Kuang Rui, Ie Eugene, Wang Ke, Wang Kai, Siddiqi Mahira, Freund Yoav, Leslie Christina
Department of Computer Science, Columbia University, New York, NY 10027, USA.
Proc IEEE Comput Syst Bioinform Conf. 2004:152-60. doi: 10.1109/csb.2004.1332428.
We introduce novel profile-based string kernels for use with support vector machines (SVMs) for the problems of protein classification and remote homology detection. These kernels use probabilistic profiles, such as those produced by the PSI-BLAST algorithm, to define position-dependent mutation neighborhoods along protein sequences for inexact matching of k-length subsequences ("k-mers") in the data. By use of an efficient data structure, the kernels are fast to compute once the profiles have been obtained. For example, the time needed to run PSI-BLAST in order to build the pro- files is significantly longer than both the kernel computation time and the SVM training time. We present remote homology detection experiments based on the SCOP database where we show that profile-based string kernels used with SVM classifiers strongly outperform all recently presented supervised SVM methods. We also show how we can use the learned SVM classifier to extract "discriminative sequence motifs" -- short regions of the original profile that contribute almost all the weight of the SVM classification score -- and show that these discriminative motifs correspond to meaningful structural features in the protein data. The use of PSI-BLAST profiles can be seen as a semi-supervised learning technique, since PSI-BLAST leverages unlabeled data from a large sequence database to build more informative profiles. Recently presented "cluster kernels" give general semi-supervised methods for improving SVM protein classification performance. We show that our profile kernel results are comparable to cluster kernels while providing much better scalability to large datasets.

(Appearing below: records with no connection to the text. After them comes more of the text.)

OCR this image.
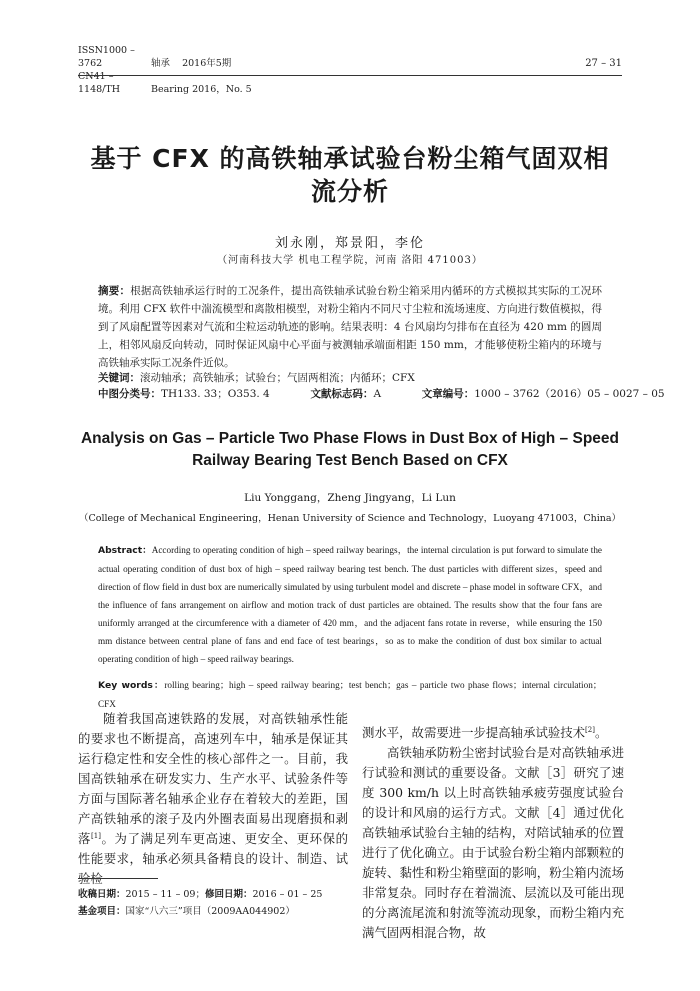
ISSN1000 – 3762	轴承 2016年5期
CN41 – 1148/TH	Bearing 2016，No. 5
27 – 31
基于 CFX 的高铁轴承试验台粉尘箱气固双相流分析
刘永刚，郑景阳，李伦
（河南科技大学 机电工程学院，河南 洛阳 471003）
摘要：根据高铁轴承运行时的工况条件，提出高铁轴承试验台粉尘箱采用内循环的方式模拟其实际的工况环境。利用 CFX 软件中湍流模型和离散相模型，对粉尘箱内不同尺寸尘粒和流场速度、方向进行数值模拟，得到了风扇配置等因素对气流和尘粒运动轨迹的影响。结果表明：4 台风扇均匀排布在直径为 420 mm 的圆周上，相邻风扇反向转动，同时保证风扇中心平面与被测轴承端面相距 150 mm，才能够使粉尘箱内的环境与高铁轴承实际工况条件近似。
关键词：滚动轴承；高铁轴承；试验台；气固两相流；内循环；CFX
中图分类号：TH133. 33；O353. 4	文献标志码：A	文章编号：1000 – 3762（2016）05 – 0027 – 05
Analysis on Gas – Particle Two Phase Flows in Dust Box of High – Speed Railway Bearing Test Bench Based on CFX
Liu Yonggang，Zheng Jingyang，Li Lun
（College of Mechanical Engineering，Henan University of Science and Technology，Luoyang 471003，China）
Abstract：According to operating condition of high – speed railway bearings，the internal circulation is put forward to simulate the actual operating condition of dust box of high – speed railway bearing test bench. The dust particles with different sizes，speed and direction of flow field in dust box are numerically simulated by using turbulent model and discrete – phase model in software CFX，and the influence of fans arrangement on airflow and motion track of dust particles are obtained. The results show that the four fans are uniformly arranged at the circumference with a diameter of 420 mm，and the adjacent fans rotate in reverse，while ensuring the 150 mm distance between central plane of fans and end face of test bearings，so as to make the condition of dust box similar to actual operating condition of high – speed railway bearings.
Key words：rolling bearing；high – speed railway bearing；test bench；gas – particle two phase flows；internal circulation；CFX
随着我国高速铁路的发展，对高铁轴承性能的要求也不断提高，高速列车中，轴承是保证其运行稳定性和安全性的核心部件之一。目前，我国高铁轴承在研发实力、生产水平、试验条件等方面与国际著名轴承企业存在着较大的差距，国产高铁轴承的滚子及内外圈表面易出现磨损和剥落[1]。为了满足列车更高速、更安全、更环保的性能要求，轴承必须具备精良的设计、制造、试验检

测水平，故需要进一步提高轴承试验技术[2]。

高铁轴承防粉尘密封试验台是对高铁轴承进行试验和测试的重要设备。文献［3］研究了速度 300 km/h 以上时高铁轴承疲劳强度试验台的设计和风扇的运行方式。文献［4］通过优化高铁轴承试验台主轴的结构，对陪试轴承的位置进行了优化确立。由于试验台粉尘箱内部颗粒的旋转、黏性和粉尘箱壁面的影响，粉尘箱内流场非常复杂。同时存在着湍流、层流以及可能出现的分离流尾流和射流等流动现象，而粉尘箱内充满气固两相混合物，故

收稿日期：2015 – 11 – 09；修回日期：2016 – 01 – 25
基金项目：国家“八六三”项目（2009AA044902）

我们引入了基于轮廓的新型字符串核,用于支持向量机(SVM)来解决蛋白质分类和远程同源性检测问题。这些核使用概率轮廓,例如由PSI-BLAST算法产生的轮廓,来定义沿着蛋白质序列的位置依赖突变邻域,以便在数据中对k长度子序列(“k-mer”)进行不精确匹配。通过使用高效的数据结构,一旦获得轮廓,核的计算速度就很快。例如,运行PSI-BLAST以构建轮廓所需的时间明显长于核计算时间和SVM训练时间。我们展示了基于SCOP数据库的远程同源性检测实验,结果表明与SVM分类器一起使用的基于轮廓的字符串核明显优于最近提出的所有监督SVM方法。我们还展示了如何使用学习到的SVM分类器来提取“判别性序列基序”——原始轮廓中的短区域,这些区域几乎贡献了SVM分类分数的所有权重——并表明这些判别性基序对应于蛋白质数据中有意义的结构特征。使用PSI-BLAST轮廓可以看作是一种半监督学习技术,因为PSI-BLAST利用来自大型序列数据库的未标记数据来构建更具信息性的轮廓。最近提出的“聚类核”给出了用于提高SVM蛋白质分类性能的通用半监督方法。我们表明,我们的轮廓核结果与聚类核相当,同时对大型数据集具有更好的可扩展性。